« Les routes de l’esclavage » : questions à Catherine Coquery-Vidrovitch

Alors que se profile le 10 mai prochain la « Journée nationale des mémoires de la traite, de l’esclavage et de leurs abolitions », et le discours du Président de la République le 27 avril à la Sorbonne, l’histoire de l’esclavage va bénéficier d’une forte visibilité avec la sortie simultanée d’un livre et d’une collection de documentaires, tous deux intitulés Les routes de l’esclavage. Catherine Coquery-Vidrovitch, historienne spécialiste de l’Afrique et professeure émérite de l’université Paris Diderot-Paris VII, a participé en qualité de conseillère scientifique à la série documentaire qui sera diffusée à partir du 2 mai 2018 sur Arte. Dans un entretien avec le Groupe de recherche Achac, elle explique comment cette collaboration féconde avec les auteurs des films, Daniel Cattier, Juan Gélas et Fanny Glissant, a nourri le projet de son livre Les routes de l’esclavage, paru aux éditions Albin Michel.

Quelle a été votre approche pour produire cette vaste synthèse sur l’histoire de l’esclavage, qui traverse les siècles et les continents ?

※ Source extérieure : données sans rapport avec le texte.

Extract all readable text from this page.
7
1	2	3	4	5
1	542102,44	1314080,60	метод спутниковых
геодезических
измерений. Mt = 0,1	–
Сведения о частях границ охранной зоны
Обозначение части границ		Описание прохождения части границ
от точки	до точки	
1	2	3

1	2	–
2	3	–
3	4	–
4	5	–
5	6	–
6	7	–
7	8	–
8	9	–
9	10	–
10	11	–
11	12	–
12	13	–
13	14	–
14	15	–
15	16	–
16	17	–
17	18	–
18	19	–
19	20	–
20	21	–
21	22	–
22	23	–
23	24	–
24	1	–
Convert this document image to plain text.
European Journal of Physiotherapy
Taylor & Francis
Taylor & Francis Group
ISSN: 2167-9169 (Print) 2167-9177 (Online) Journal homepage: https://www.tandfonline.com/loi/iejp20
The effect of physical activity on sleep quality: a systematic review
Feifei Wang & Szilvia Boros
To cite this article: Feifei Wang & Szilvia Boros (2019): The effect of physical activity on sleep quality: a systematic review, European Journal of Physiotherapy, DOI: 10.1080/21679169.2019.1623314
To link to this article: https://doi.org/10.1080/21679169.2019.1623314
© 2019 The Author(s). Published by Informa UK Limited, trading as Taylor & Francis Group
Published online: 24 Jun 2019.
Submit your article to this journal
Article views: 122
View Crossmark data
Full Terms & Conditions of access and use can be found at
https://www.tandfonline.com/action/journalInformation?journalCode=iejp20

La réalisatrice Fanny Glissant (petite nièce d’Édouard) a eu l’idée de ses quatre  films pour Arte sur ce sujet en lisant l’ouvrage que j’ai écrit en collaboration avec Éric Mesnard sur Être esclave, d’Afrique en Amérique (La Découverte, 2013). Nous traitions des esclaves comme êtres humains et non pas de l’esclavage juste comme un système (qu’il fut, naturellement). Elle m’a proposé d’être conseillère historique de son projet. Je travaillais sur la question depuis la création en 2005 du laboratoire CNRS dirigé par Myriam Cottias, à la suite de la loi Taubira de 2001. En somme, je  lui ai d’abord fourni mon carnet d’adresses internationales de spécialistes, qu’elle a naturellement complété de son côté. Au total, une quarantaine de chercheurs ont répondu à des interviews de plusieurs heures qui ont été intégralement transcrites, mais dont ne sont extraits pour le film que chaque fois quelques minutes. Or, ces textes correspondent chacun à un thème précis, celui que l’historien concerné a travaillé, en Afrique subsaharienne, en Afrique du Nord, aux Amériques, au Portugal ou ailleurs, dans des périodes allant du VIIe siècle au XXe siècle. Cela, à mon tour, m’a donné l’idée, d’abord, de me reporter à leurs œuvres et à d’autres, pour dresser le tableau aussi complet que possible de tout ce que l’on savait sur la question. L’idée a plu à Jean Muttapa, directeur de collection chez Albin Michel, celle de mettre à portée d’un grand public curieux et intéressé tout ce qu’on ignore en France, du fait que l’histoire de l’Afrique et celle de l’esclavage est à peine abordée dans nos programmes scolaires. Mon approche a été de montrer à la fois les continuités et les ruptures d’un trafic humain devenu au fil des temps spécifique : celui de l’esclavage des Africains noirs à travers le monde entier. Tout se tient, tout a été en interrelation depuis les débuts de l’histoire, et l’on ne peut comprendre l’essor du monde occidental, en particulier, sans saisir à quel point il est, entre autres, inséparable des traites négrières.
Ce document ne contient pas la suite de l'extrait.